India and Kohli have been at their best in the World Cup. Beating South Africa, England and Sri Lanka by unthinkable margins, India are now runaway favourites from here on to lift the trophy. Never has an Indian team looked as intense and as ruthless. But then, the knockouts are a very different ball game. Which team handles pressure better will decide the destiny of the World Cup. Who wants it more? Who can keep calm? Each of the teams have men of quality, and the line between error and a superhuman effort is very thin. That’s where handling pressure becomes the key.
In trying to explain pressure in a little more detail, I will turn to a different sport. Abhinav Bindra was India’s first individual gold medal winner at the summer Olympics. Bindra, for the record, also came close at Rio 2016, eventually losing out in a tie break. It was the closest one could get to a medal and yet not win. Was it pressure or was it just that moment? Again, we will never know. But as Bindra said, it just happens. In that moment when he was shooting the final shot, he was sure. There was no doubting his ability. Till the 17th shot, he was in silver-medal position, and in qualification, he had shot the best final round of 10 shots. But that one particular shot did not work. And he knew it the moment he fired it. A slight shake of the head was proof of what he must have felt. Four years of work had come to nothing and it was a bitter pill to swallow. Even for Bindra, who had seen it all.

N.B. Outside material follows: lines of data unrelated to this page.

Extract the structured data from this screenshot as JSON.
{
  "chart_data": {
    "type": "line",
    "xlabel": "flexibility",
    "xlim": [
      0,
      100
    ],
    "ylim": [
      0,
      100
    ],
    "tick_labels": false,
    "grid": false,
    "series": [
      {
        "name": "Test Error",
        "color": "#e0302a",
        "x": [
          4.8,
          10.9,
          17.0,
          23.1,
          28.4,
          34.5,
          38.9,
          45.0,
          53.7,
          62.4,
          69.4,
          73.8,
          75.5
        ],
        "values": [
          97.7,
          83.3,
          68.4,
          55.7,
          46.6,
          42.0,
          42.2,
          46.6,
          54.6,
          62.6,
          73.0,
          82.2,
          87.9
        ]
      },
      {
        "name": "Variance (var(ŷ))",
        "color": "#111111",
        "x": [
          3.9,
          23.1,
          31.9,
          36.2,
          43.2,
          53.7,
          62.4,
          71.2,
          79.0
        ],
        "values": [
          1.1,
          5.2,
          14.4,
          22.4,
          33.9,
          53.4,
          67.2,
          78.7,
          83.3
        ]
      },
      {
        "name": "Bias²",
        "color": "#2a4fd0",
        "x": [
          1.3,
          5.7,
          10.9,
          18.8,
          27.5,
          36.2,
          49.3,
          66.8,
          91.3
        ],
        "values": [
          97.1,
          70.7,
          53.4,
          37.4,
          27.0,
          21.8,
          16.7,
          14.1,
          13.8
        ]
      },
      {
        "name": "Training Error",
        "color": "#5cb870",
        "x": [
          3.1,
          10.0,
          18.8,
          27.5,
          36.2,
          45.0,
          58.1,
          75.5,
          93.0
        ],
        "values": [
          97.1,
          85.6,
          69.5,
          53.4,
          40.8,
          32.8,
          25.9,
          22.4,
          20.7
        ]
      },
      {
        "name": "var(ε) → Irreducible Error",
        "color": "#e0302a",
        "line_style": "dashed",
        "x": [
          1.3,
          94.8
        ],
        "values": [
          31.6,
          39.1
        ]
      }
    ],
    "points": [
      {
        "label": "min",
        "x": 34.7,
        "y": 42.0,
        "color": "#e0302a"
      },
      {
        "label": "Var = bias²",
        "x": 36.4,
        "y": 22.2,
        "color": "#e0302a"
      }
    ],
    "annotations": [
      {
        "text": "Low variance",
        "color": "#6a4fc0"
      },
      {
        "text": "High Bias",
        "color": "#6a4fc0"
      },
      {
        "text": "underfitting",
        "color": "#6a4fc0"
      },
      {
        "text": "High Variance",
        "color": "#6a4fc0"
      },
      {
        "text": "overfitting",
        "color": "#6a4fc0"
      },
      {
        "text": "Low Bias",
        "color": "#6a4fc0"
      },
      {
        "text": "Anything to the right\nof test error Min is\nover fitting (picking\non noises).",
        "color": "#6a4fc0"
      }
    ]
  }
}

Contrary to Rio, Beijing 2008 was different. The final shot from Bindra was a 10.8, and that landed him the gold. Micro millimetres between a gold medal, and no medal at all. That’s how sport is. And that’s what pressure does to you – it can make you the best or worst on a given day. Kohli, who is being hailed as the greatest India has seen, will be criticised and trolled if he fails to deliver in the knockouts. Rohit Sharma, whose captaincy has been standout, will be looked at differently if there is one blip in the next two weeks. Failure isn’t an option, and that’s when the pressure starts to mount.
It is not easy. Never is. But that’s what separates the greats from the also-rans. It’s what distinguishes the team that wins from others that are good but not the best. It all boils down to pressure. It all boils down to who wants the World Cup title that extra bit more. And for Kohli, it is about his legacy. About who he is. A World Cup title on home soil, with multiple hundreds along the way, could settle every debate once and for all. He will be universally accepted as the greatest white-ball player of all time. That’s how high the stakes are, and that’s what made his Eden effort that much more special.